Extra and Ordinary Parenting
Extraordinary parenting takes place in the ordinary moments.
I heard this quote during a Father’s Day message at church, and I’ve been thinking about it ever since. (As a mom to small children the words “ordinary moments” seem to be never-ending.)
And they often seem inconvenient. Like when your daughter reveals the toy in her hands that you are certain didn’t get scanned and paid for in Target. You just buckled her into her seat and it’s encroaching on lunch time, for you and her. And you have the choice to start the car and drive home, dismissing the petty-theft, or use this incredibly ill-timed moment to teach her a lesson.
“Ordinary” is how we describe everyday challenges. Like being summoned to be the referee, for the 10th time in the past hour. All you’re trying to do is send a few emails before 10 o’clock and you have given already given your children the warning. But now you must follow through with the consequence you threatened not 20 minutes ago, or, dismiss what is a distraction.
When you are visiting with a friend at the park, “ordinary” moments happen routinely. You know what’s happened by looking at his face. He doesn’t even need to tell you why he’s in level 3 melt-down. You see the slightly older boys running in the opposite direction. Bullying conversations are hard to have. And maybe you’re the parent of the older bullies, and your ordinary moment is having an equally difficult chat with your son.
Extraordinary moments take place all the time. And often we view them as interruptions, inconveniences or distractions to the more important things in our day.
We don’t see them as opportunities. To be sure, they provide a chance for us to don our super-parent capes and teach our children lessons of integrity, compassion, work ethic, kindness, faithfulness and other important truths. They are hardly ever simple or easy, and rarely do we categorize them as “fun”.
But fast forward a couple days, or weeks, months or years and what you see is character oozing out of your toddler turned small child, or the high-schooler who was just starting kindergarten – like yesterday.
When your daughter turns into a young woman who refuses to shop-lift like her teenage friends, or your son comes home from school in the 5th grade with a black eye because he stood up for the underdog, or when your children prefer one another, serve their siblings, and look out for smaller kids, you see the fruit of those seemingly insignificant moments of the past.
And honestly, it is hard some days to recognize these events as what they could be. I often wish I push a fast forward to the “easier” years (clearly I am naive, right?)
Some days I wish I could drive in silence, or turn on the radio and drown out the incessant singing of Frozen songs. But instead I continue to belt out “Let It Go” along with my girls because I know we will all end up laughing like crazy and having a good time. And those are more of the extraordinary moments that I want them to remember.
Not just the lessons learned and the opportunities for growth, but also the fun, laughter-filled adventures we embarked on together. Whether at the beach, the park, walking our neighborhood, in the kitchen baking banana bread, or jumping over hot lava in the living room.

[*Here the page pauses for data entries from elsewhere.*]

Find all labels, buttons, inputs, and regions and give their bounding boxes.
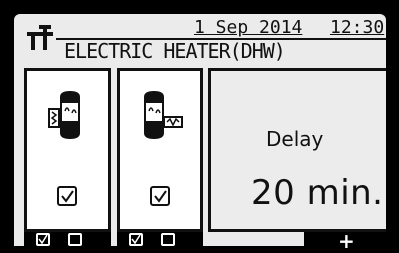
- delay-value: 20 min.: [251, 173, 384, 213]
- checkbox-checked-icon: [36, 233, 50, 246]
- page-title: ELECTRIC HEATER(DHW): [64, 39, 286, 63]
- date-display: 1 Sep 2014: [194, 17, 303, 38]
- checkbox-checked-icon: [129, 233, 143, 246]
- checkmark-icon: [61, 190, 74, 203]
- delay-label: Delay: [266, 127, 324, 151]
- heater-tank-icon: [48, 91, 80, 139]
- heater-1-checkbox[interactable]: [57, 186, 77, 206]
- controller-screen: 1 Sep 2014 12:30 ELECTRIC HEATER(DHW) De…: [0, 0, 399, 253]
- checkmark-icon: [154, 190, 167, 203]
- function-button-4[interactable]: +: [304, 229, 386, 253]
- delay-panel[interactable]: Delay 20 min.: [208, 68, 386, 232]
- checkbox-empty-icon: [161, 233, 175, 246]
- heater-tank-booster-icon: [144, 91, 183, 139]
- heater-1-panel[interactable]: [24, 68, 111, 232]
- function-button-1[interactable]: [24, 232, 111, 248]
- settings-icon: [27, 25, 53, 50]
- checkbox-empty-icon: [68, 233, 82, 246]
- function-button-2[interactable]: [117, 232, 203, 248]
- heater-2-panel[interactable]: [117, 68, 203, 232]
- heater-2-checkbox[interactable]: [150, 186, 170, 206]
- plus-label: +: [338, 229, 355, 253]
- time-display: 12:30: [330, 17, 385, 38]
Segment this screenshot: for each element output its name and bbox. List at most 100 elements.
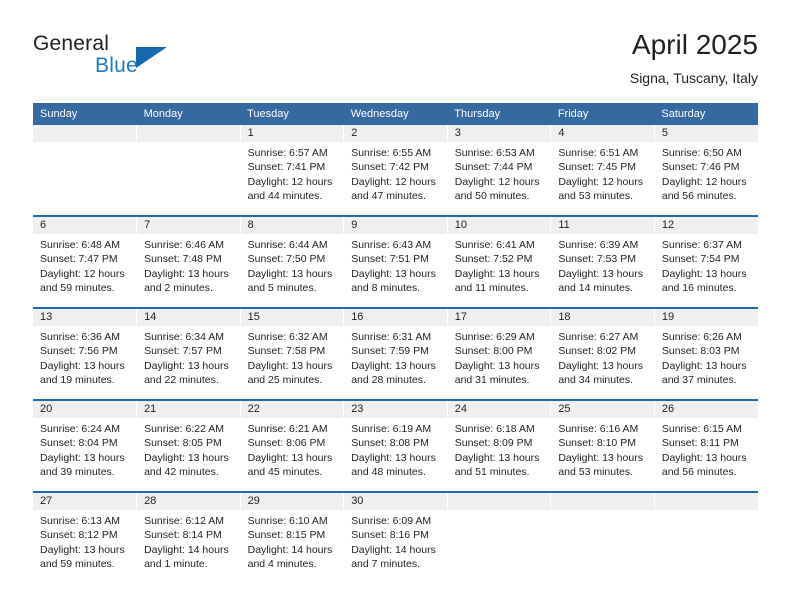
calendar-day-cell[interactable]: 25 Sunrise: 6:16 AM Sunset: 8:10 PM Dayligh… [550,399,655,492]
calendar-day-cell[interactable]: 13 Sunrise: 6:36 AM Sunset: 7:56 PM Dayligh… [33,307,138,400]
calendar-day-cell[interactable]: 20 Sunrise: 6:24 AM Sunset: 8:04 PM Dayligh… [33,399,138,492]
day-number: 14 [137,309,240,326]
daylight-text-line1: Daylight: 12 hours [454,175,540,188]
daylight-text-line2: and 53 minutes. [558,466,634,479]
daylight-text-line2: and 50 minutes. [454,190,530,203]
calendar-day-cell[interactable]: 26 Sunrise: 6:15 AM Sunset: 8:11 PM Dayligh… [654,399,758,492]
day-number: 26 [654,401,758,418]
daylight-text-line2: and 4 minutes. [247,558,317,571]
calendar-day-cell[interactable]: 9 Sunrise: 6:43 AM Sunset: 7:51 PM Daylight… [343,215,448,308]
calendar-day-cell[interactable]: 27 Sunrise: 6:13 AM Sunset: 8:12 PM Dayligh… [33,491,138,583]
sunrise-text: Sunrise: 6:37 AM [661,239,742,251]
daylight-text-line1: Daylight: 13 hours [40,451,125,464]
sunset-text: Sunset: 7:54 PM [661,253,740,266]
calendar-page: General Blue April 2025 Signa, Tuscany, … [0,0,792,612]
calendar-day-cell[interactable]: 30 Sunrise: 6:09 AM Sunset: 8:16 PM Dayligh… [343,491,448,583]
calendar-day-cell[interactable]: 12 Sunrise: 6:37 AM Sunset: 7:54 PM Dayligh… [654,215,758,308]
calendar-day-cell[interactable]: 21 Sunrise: 6:22 AM Sunset: 8:05 PM Dayligh… [136,399,241,492]
calendar-day-cell[interactable]: 28 Sunrise: 6:12 AM Sunset: 8:14 PM Dayligh… [136,491,241,583]
daylight-text-line2: and 56 minutes. [661,190,737,203]
daylight-text-line2: and 42 minutes. [144,466,219,479]
brand-logo[interactable]: General Blue [33,32,263,88]
sunrise-text: Sunrise: 6:32 AM [247,331,328,343]
daylight-text-line2: and 47 minutes. [351,190,426,203]
day-details: Sunrise: 6:16 AM Sunset: 8:10 PM Daylight:… [551,418,654,480]
day-details: Sunrise: 6:24 AM Sunset: 8:04 PM Daylight:… [33,418,136,480]
sunset-text: Sunset: 7:44 PM [454,161,533,174]
calendar-day-cell[interactable]: 18 Sunrise: 6:27 AM Sunset: 8:02 PM Dayligh… [550,307,655,400]
day-number: 13 [33,309,137,326]
sunset-text: Sunset: 7:56 PM [40,345,118,358]
sunrise-text: Sunrise: 6:39 AM [558,239,639,251]
calendar-day-cell[interactable]: 11 Sunrise: 6:39 AM Sunset: 7:53 PM Dayligh… [550,215,655,308]
sunrise-text: Sunrise: 6:44 AM [247,239,328,251]
calendar-day-cell[interactable]: 4 Sunrise: 6:51 AM Sunset: 7:45 PM Daylight… [550,125,655,216]
calendar-day-cell[interactable]: 2 Sunrise: 6:55 AM Sunset: 7:42 PM Daylight… [343,125,448,216]
sunset-text: Sunset: 7:47 PM [40,253,118,266]
calendar-day-cell[interactable]: 5 Sunrise: 6:50 AM Sunset: 7:46 PM Daylight… [654,125,758,216]
daylight-text-line1: Daylight: 13 hours [247,359,333,372]
sunrise-text: Sunrise: 6:16 AM [558,423,639,435]
sunrise-text: Sunrise: 6:55 AM [351,147,432,159]
day-details: Sunrise: 6:37 AM Sunset: 7:54 PM Daylight:… [655,234,758,296]
daylight-text-line2: and 28 minutes. [351,374,426,387]
calendar-day-cell[interactable]: 3 Sunrise: 6:53 AM Sunset: 7:44 PM Daylight… [447,125,552,216]
daylight-text-line2: and 2 minutes. [144,282,213,295]
calendar-body: 1 Sunrise: 6:57 AM Sunset: 7:41 PM Daylight… [33,125,758,583]
brand-name-blue: Blue [95,54,138,77]
daylight-text-line1: Daylight: 13 hours [144,451,229,464]
calendar-day-cell[interactable]: 1 Sunrise: 6:57 AM Sunset: 7:41 PM Daylight… [240,125,345,216]
sunrise-text: Sunrise: 6:18 AM [454,423,535,435]
page-subtitle: Signa, Tuscany, Italy [629,70,758,86]
day-details: Sunrise: 6:22 AM Sunset: 8:05 PM Daylight:… [137,418,240,480]
day-details: Sunrise: 6:18 AM Sunset: 8:09 PM Daylight:… [448,418,551,480]
weekday-header-monday: Monday [136,103,241,125]
daylight-text-line1: Daylight: 13 hours [661,451,747,464]
page-title: April 2025 [631,29,758,60]
day-details: Sunrise: 6:26 AM Sunset: 8:03 PM Daylight:… [655,326,758,388]
daylight-text-line1: Daylight: 13 hours [661,267,747,280]
calendar-day-cell[interactable]: 23 Sunrise: 6:19 AM Sunset: 8:08 PM Dayligh… [343,399,448,492]
daylight-text-line1: Daylight: 13 hours [144,267,229,280]
day-details: Sunrise: 6:27 AM Sunset: 8:02 PM Daylight:… [551,326,654,388]
sunrise-text: Sunrise: 6:53 AM [454,147,535,159]
daylight-text-line1: Daylight: 12 hours [661,175,747,188]
calendar-day-cell[interactable]: 6 Sunrise: 6:48 AM Sunset: 7:47 PM Daylight… [33,215,138,308]
calendar-day-cell[interactable]: 7 Sunrise: 6:46 AM Sunset: 7:48 PM Daylight… [136,215,241,308]
daylight-text-line2: and 1 minute. [144,558,208,571]
day-number: 22 [240,401,344,418]
calendar-day-cell[interactable]: 15 Sunrise: 6:32 AM Sunset: 7:58 PM Dayligh… [240,307,345,400]
day-number: 16 [344,309,447,326]
day-details: Sunrise: 6:43 AM Sunset: 7:51 PM Daylight:… [344,234,447,296]
sunset-text: Sunset: 8:12 PM [40,529,118,542]
sunrise-text: Sunrise: 6:10 AM [247,515,328,527]
calendar-day-cell[interactable]: 16 Sunrise: 6:31 AM Sunset: 7:59 PM Dayligh… [343,307,448,400]
sunrise-text: Sunrise: 6:26 AM [661,331,742,343]
sunset-text: Sunset: 8:16 PM [351,529,429,542]
calendar-week-row: 1 Sunrise: 6:57 AM Sunset: 7:41 PM Daylight… [33,125,758,216]
calendar-day-cell[interactable]: 17 Sunrise: 6:29 AM Sunset: 8:00 PM Dayligh… [447,307,552,400]
sunset-text: Sunset: 8:15 PM [247,529,326,542]
calendar-day-cell[interactable]: 8 Sunrise: 6:44 AM Sunset: 7:50 PM Daylight… [240,215,345,308]
calendar-day-cell[interactable]: 14 Sunrise: 6:34 AM Sunset: 7:57 PM Dayligh… [136,307,241,400]
day-details: Sunrise: 6:50 AM Sunset: 7:46 PM Daylight:… [655,142,758,204]
day-number: 4 [551,125,654,142]
calendar-day-cell[interactable]: 22 Sunrise: 6:21 AM Sunset: 8:06 PM Dayligh… [240,399,345,492]
sunrise-text: Sunrise: 6:22 AM [144,423,225,435]
day-number: 20 [33,401,137,418]
sunrise-text: Sunrise: 6:36 AM [40,331,120,343]
daylight-text-line1: Daylight: 13 hours [40,359,125,372]
day-number: 10 [447,217,551,234]
daylight-text-line1: Daylight: 13 hours [454,267,540,280]
calendar-day-cell[interactable]: 24 Sunrise: 6:18 AM Sunset: 8:09 PM Dayligh… [447,399,552,492]
calendar-week-row: 27 Sunrise: 6:13 AM Sunset: 8:12 PM Dayligh… [33,491,758,583]
sunrise-text: Sunrise: 6:24 AM [40,423,120,435]
calendar-day-cell[interactable]: 19 Sunrise: 6:26 AM Sunset: 8:03 PM Dayligh… [654,307,758,400]
calendar-week-row: 6 Sunrise: 6:48 AM Sunset: 7:47 PM Daylight… [33,215,758,308]
sunrise-text: Sunrise: 6:13 AM [40,515,120,527]
sunrise-text: Sunrise: 6:34 AM [144,331,225,343]
calendar-day-cell[interactable]: 29 Sunrise: 6:10 AM Sunset: 8:15 PM Dayligh… [240,491,345,583]
daylight-text-line2: and 51 minutes. [454,466,530,479]
day-number [33,125,137,142]
calendar-day-cell[interactable]: 10 Sunrise: 6:41 AM Sunset: 7:52 PM Dayligh… [447,215,552,308]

Because extraordinary parenting takes place in all sorts of ordinary ways. In the words we speak and the way we extend kindness, patience, and mercy towards our children. In the way we cultivate a love of learning, of creativity and imagination in them, and breathe life into those natural strengths and passions that we see emerge at a young age.
So let’s embrace this day and this week with fresh perspective. Let’s choose to sing louder, play longer and dance with more intention. Let’s choose to see what lies behind the distraction, the inconvenient in the day and breathe something extra into those ordinary moments.